When either professionals who use firearms, or clinicians for that matter, train those skills together in realistic scenarios with desirable difficulty and implement user-built processes that require a change in their practice patterns, they learn humility, trust, and the reality of performance on demand to complete the mission or provide high reliability care. In doing so, healthcare teams find out who gives up on the change initiative, who endures, and who will fight for their patients and their teammates.


That shared experience forges cohesion and the ability to predict the next action, the critical bond that great teams need.


But its more than that. Great teams also require a great organizational culture in which to operate.


In healthcare, a culture of accountability can reliably provide the safest, high quality care in ways that a soft, "I-just-want-to-be-liked," culture never can. High-performing professionals coach and mentor new high-performing teammates in the art of demanding accountability to "perform to our mutually agreed-upon standards." In so doing, they intentionally maintain their culture and raise the next generation of great care givers.

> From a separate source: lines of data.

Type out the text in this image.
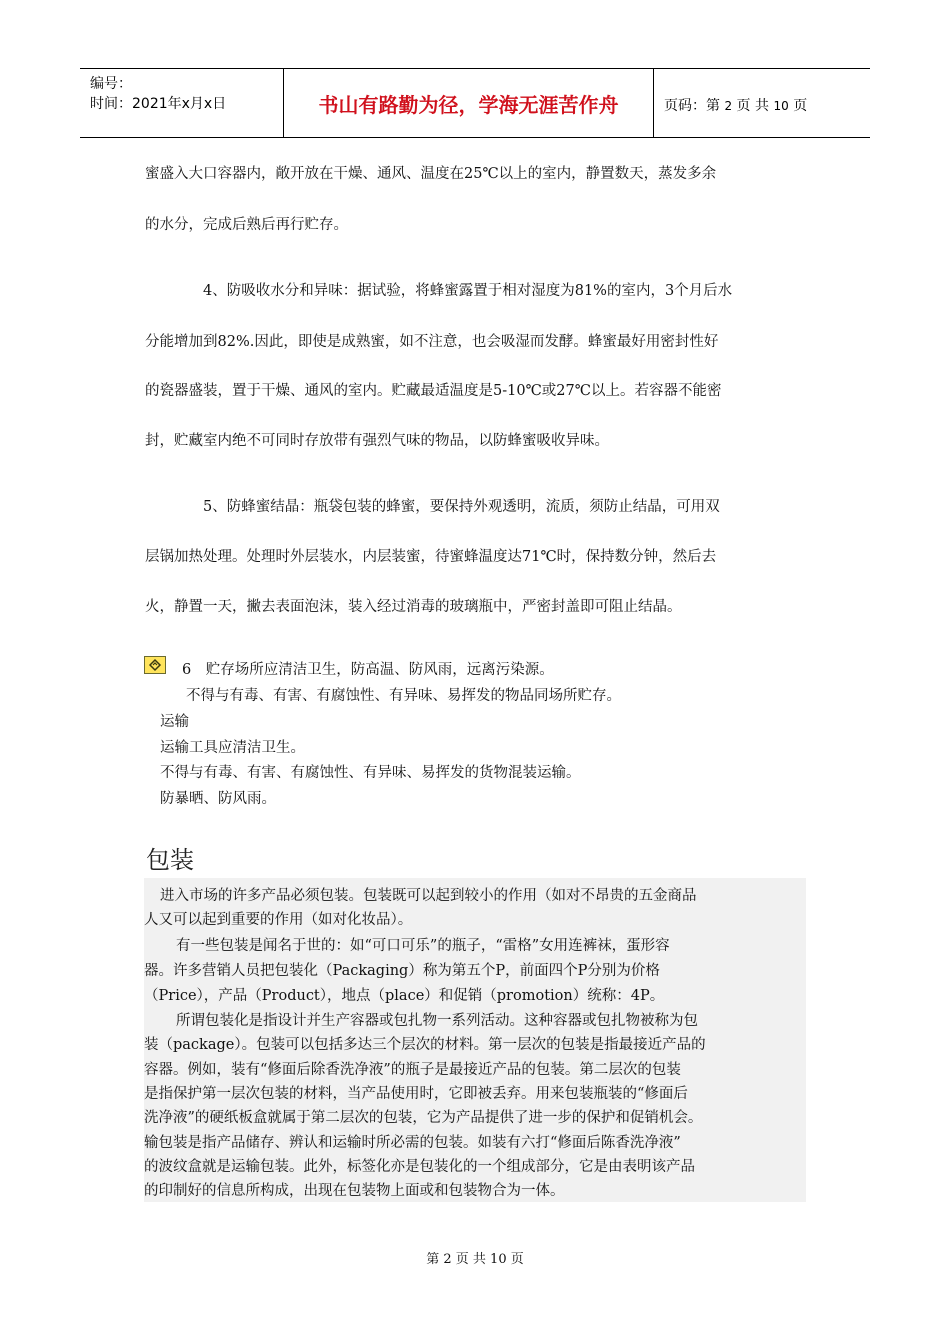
编号：
时间：2021年x月x日	书山有路勤为径，学海无涯苦作舟	页码：第 2 页 共 10 页
蜜盛入大口容器内，敞开放在干燥、通风、温度在25℃以上的室内，静置数天，蒸发多余
的水分，完成后熟后再行贮存。
4、防吸收水分和异味：据试验，将蜂蜜露置于相对湿度为81%的室内，3个月后水
分能增加到82%.因此，即使是成熟蜜，如不注意，也会吸湿而发酵。蜂蜜最好用密封性好
的瓷器盛装，置于干燥、通风的室内。贮藏最适温度是5-10℃或27℃以上。若容器不能密
封，贮藏室内绝不可同时存放带有强烈气味的物品，以防蜂蜜吸收异味。
5、防蜂蜜结晶：瓶袋包装的蜂蜜，要保持外观透明，流质，须防止结晶，可用双
层锅加热处理。处理时外层装水，内层装蜜，待蜜蜂温度达71℃时，保持数分钟，然后去
火，静置一天，撇去表面泡沫，装入经过消毒的玻璃瓶中，严密封盖即可阻止结晶。
6　贮存场所应清洁卫生，防高温、防风雨，远离污染源。
不得与有毒、有害、有腐蚀性、有异味、易挥发的物品同场所贮存。
运输
运输工具应清洁卫生。
不得与有毒、有害、有腐蚀性、有异味、易挥发的货物混装运输。
防暴晒、防风雨。
包装
进入市场的许多产品必须包装。包装既可以起到较小的作用（如对不昂贵的五金商品
人又可以起到重要的作用（如对化妆品）。
有一些包装是闻名于世的：如“可口可乐”的瓶子，“雷格”女用连裤袜，蛋形容
器。许多营销人员把包装化（Packaging）称为第五个P，前面四个P分别为价格
（Price），产品（Product），地点（place）和促销（promotion）统称：4P。
所谓包装化是指设计并生产容器或包扎物一系列活动。这种容器或包扎物被称为包
装（package）。包装可以包括多达三个层次的材料。第一层次的包装是指最接近产品的
容器。例如，装有“修面后除香洗净液”的瓶子是最接近产品的包装。第二层次的包装
是指保护第一层次包装的材料，当产品使用时，它即被丢弃。用来包装瓶装的“修面后
洗净液”的硬纸板盒就属于第二层次的包装，它为产品提供了进一步的保护和促销机会。
输包装是指产品储存、辨认和运输时所必需的包装。如装有六打“修面后陈香洗净液”
的波纹盒就是运输包装。此外，标签化亦是包装化的一个组成部分，它是由表明该产品
的印制好的信息所构成，出现在包装物上面或和包装物合为一体。
第 2 页 共 10 页
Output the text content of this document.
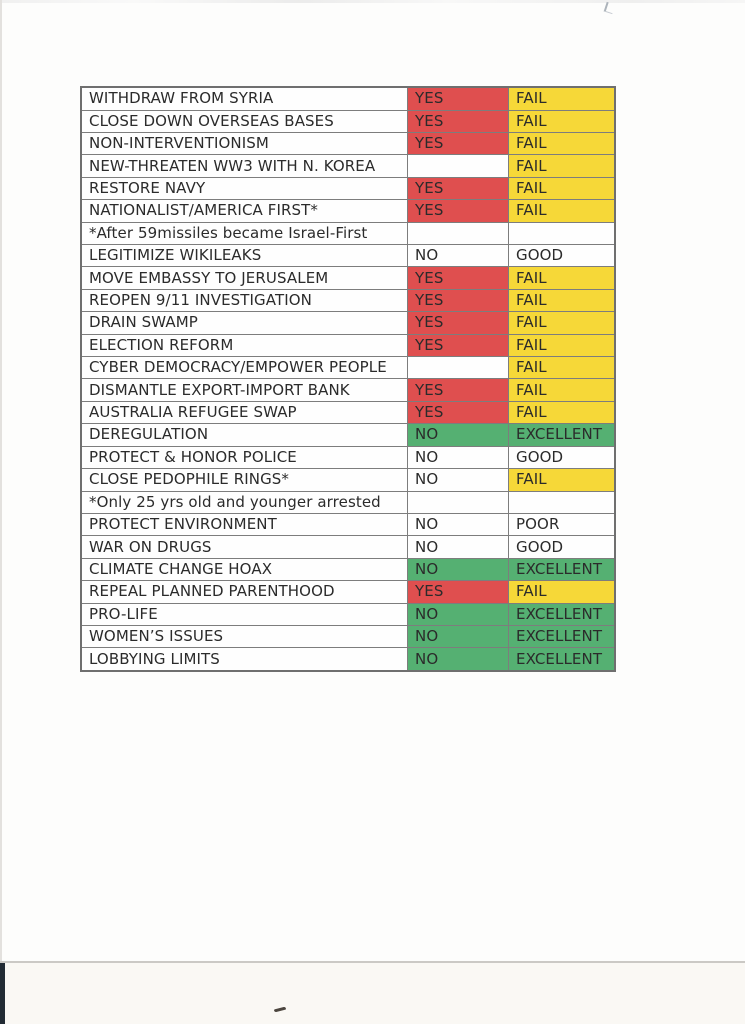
WITHDRAW FROM SYRIA	YES	FAIL
CLOSE DOWN OVERSEAS BASES	YES	FAIL
NON-INTERVENTIONISM	YES	FAIL
NEW-THREATEN WW3 WITH N. KOREA		FAIL
RESTORE NAVY	YES	FAIL
NATIONALIST/AMERICA FIRST*	YES	FAIL
*After 59missiles became Israel-First		
LEGITIMIZE WIKILEAKS	NO	GOOD
MOVE EMBASSY TO JERUSALEM	YES	FAIL
REOPEN 9/11 INVESTIGATION	YES	FAIL
DRAIN SWAMP	YES	FAIL
ELECTION REFORM	YES	FAIL
CYBER DEMOCRACY/EMPOWER PEOPLE		FAIL
DISMANTLE EXPORT-IMPORT BANK	YES	FAIL
AUSTRALIA REFUGEE SWAP	YES	FAIL
DEREGULATION	NO	EXCELLENT
PROTECT & HONOR POLICE	NO	GOOD
CLOSE PEDOPHILE RINGS*	NO	FAIL
*Only 25 yrs old and younger arrested		
PROTECT ENVIRONMENT	NO	POOR
WAR ON DRUGS	NO	GOOD
CLIMATE CHANGE HOAX	NO	EXCELLENT
REPEAL PLANNED PARENTHOOD	YES	FAIL
PRO-LIFE	NO	EXCELLENT
WOMEN’S ISSUES	NO	EXCELLENT
LOBBYING LIMITS	NO	EXCELLENT
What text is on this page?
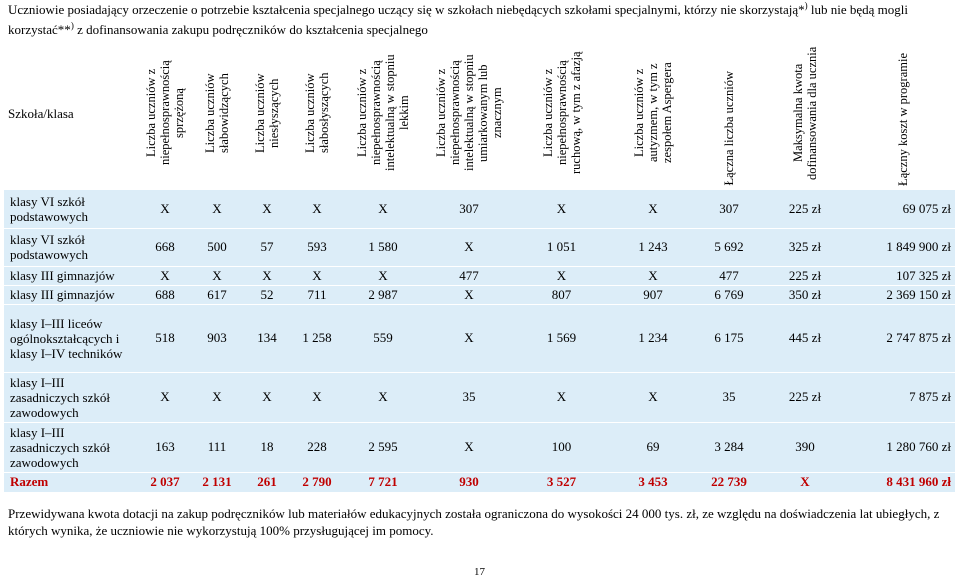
Uczniowie posiadający orzeczenie o potrzebie kształcenia specjalnego uczący się w szkołach niebędących szkołami specjalnymi, którzy nie skorzystają*) lub nie będą mogli korzystać**) z dofinansowania zakupu podręczników do kształcenia specjalnego
Szkoła/klasa	Liczba uczniów z niepełnosprawnością sprzężoną	Liczba uczniów słabowidzących	Liczba uczniów niesłyszących	Liczba uczniów słabosłyszących	Liczba uczniów z niepełnosprawnością intelektualną w stopniu lekkim	Liczba uczniów z niepełnosprawnością intelektualną w stopniu umiarkowanym lub znacznym	Liczba uczniów z niepełnosprawnością ruchową, w tym z afazją	Liczba uczniów z autyzmem, w tym z zespołem Aspergera	Łączna liczba uczniów	Maksymalna kwota dofinansowania dla ucznia	Łączny koszt w programie

klasy VI szkół podstawowych	X	X	X	X	X	307	X	X	307	225 zł	69 075 zł
klasy VI szkół podstawowych	668	500	57	593	1 580	X	1 051	1 243	5 692	325 zł	1 849 900 zł
klasy III gimnazjów	X	X	X	X	X	477	X	X	477	225 zł	107 325 zł
klasy III gimnazjów	688	617	52	711	2 987	X	807	907	6 769	350 zł	2 369 150 zł
klasy I–III liceów ogólnokształcących i klasy I–IV techników	518	903	134	1 258	559	X	1 569	1 234	6 175	445 zł	2 747 875 zł
klasy I–III zasadniczych szkół zawodowych	X	X	X	X	X	35	X	X	35	225 zł	7 875 zł
klasy I–III zasadniczych szkół zawodowych	163	111	18	228	2 595	X	100	69	3 284	390	1 280 760 zł
Razem	2 037	2 131	261	2 790	7 721	930	3 527	3 453	22 739	X	8 431 960 zł
Przewidywana kwota dotacji na zakup podręczników lub materiałów edukacyjnych została ograniczona do wysokości 24 000 tys. zł, ze względu na doświadczenia lat ubiegłych, z których wynika, że uczniowie nie wykorzystują 100% przysługującej im pomocy.
17
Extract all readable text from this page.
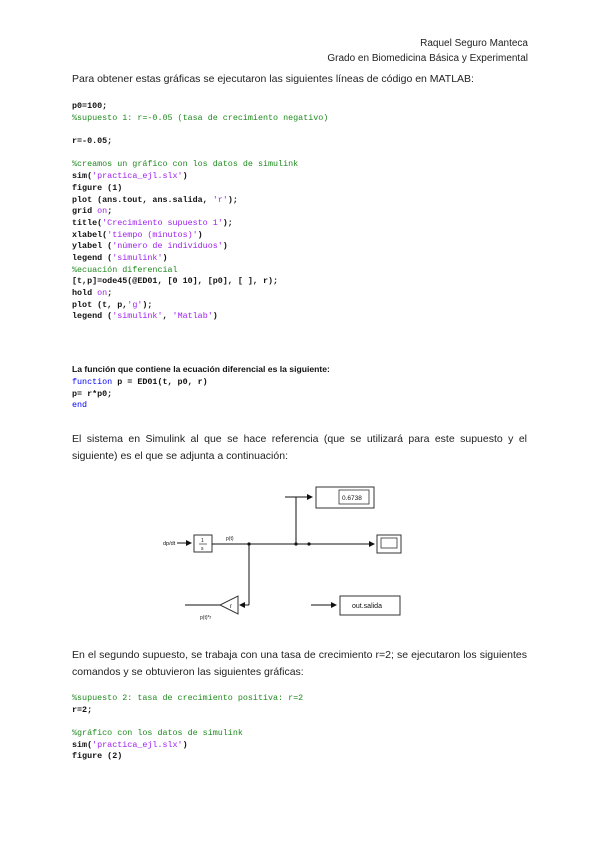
Raquel Seguro Manteca
Grado en Biomedicina Básica y Experimental
Para obtener estas gráficas se ejecutaron las siguientes líneas de código en MATLAB:
p0=100;
%supuesto 1: r=-0.05 (tasa de crecimiento negativo)
r=-0.05;
%creamos un gráfico con los datos de simulink
sim('practica_ejl.slx')
figure (1)
plot (ans.tout, ans.salida, 'r');
grid on;
title('Crecimiento supuesto 1');
xlabel('tiempo (minutos)')
ylabel ('número de individuos')
legend ('simulink')
%ecuación diferencial
[t,p]=ode45(@ED01, [0 10], [p0], [ ], r);
hold on;
plot (t, p,'g');
legend ('simulink', 'Matlab')
La función que contiene la ecuación diferencial es la siguiente:
function p = ED01(t, p0, r)
p= r*p0;
end
El sistema en Simulink al que se hace referencia (que se utilizará para este supuesto y el siguiente) es el que se adjunta a continuación:
0.6738
dp/dt	1
s
p(t)
r
p(t)*r
out.salida
En el segundo supuesto, se trabaja con una tasa de crecimiento r=2; se ejecutaron los siguientes comandos y se obtuvieron las siguientes gráficas:
%supuesto 2: tasa de crecimiento positiva: r=2
r=2;
%gráfico con los datos de simulink
sim('practica_ejl.slx')
figure (2)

The Ultimate Lesson I've Learned from Firearms Training?

At its deepest level, great firearms training taught me this: Expertise and virtue (being a good human and teammate) are inseparable.


Expertise without virtue often ends in tyranny; virtue without expertise leads to errors. Both ultimately end in organizational failure.


In healthcare, the high-performing professional's path is to unite the two, to be both a clinical expert and a good human.


That’s why I train teamwork and communications skills like I do. That’s why my training includes scenario-based drills with multiple repetitions.


That’s why I insist on implementing user-built, "best-practice" processes that embed teamwork and communication as forcing functions.


It's why I train the system I do, to create a culture of accountability by design.


Because everything healthcare organizations want to achieve in high-reliability depends on it.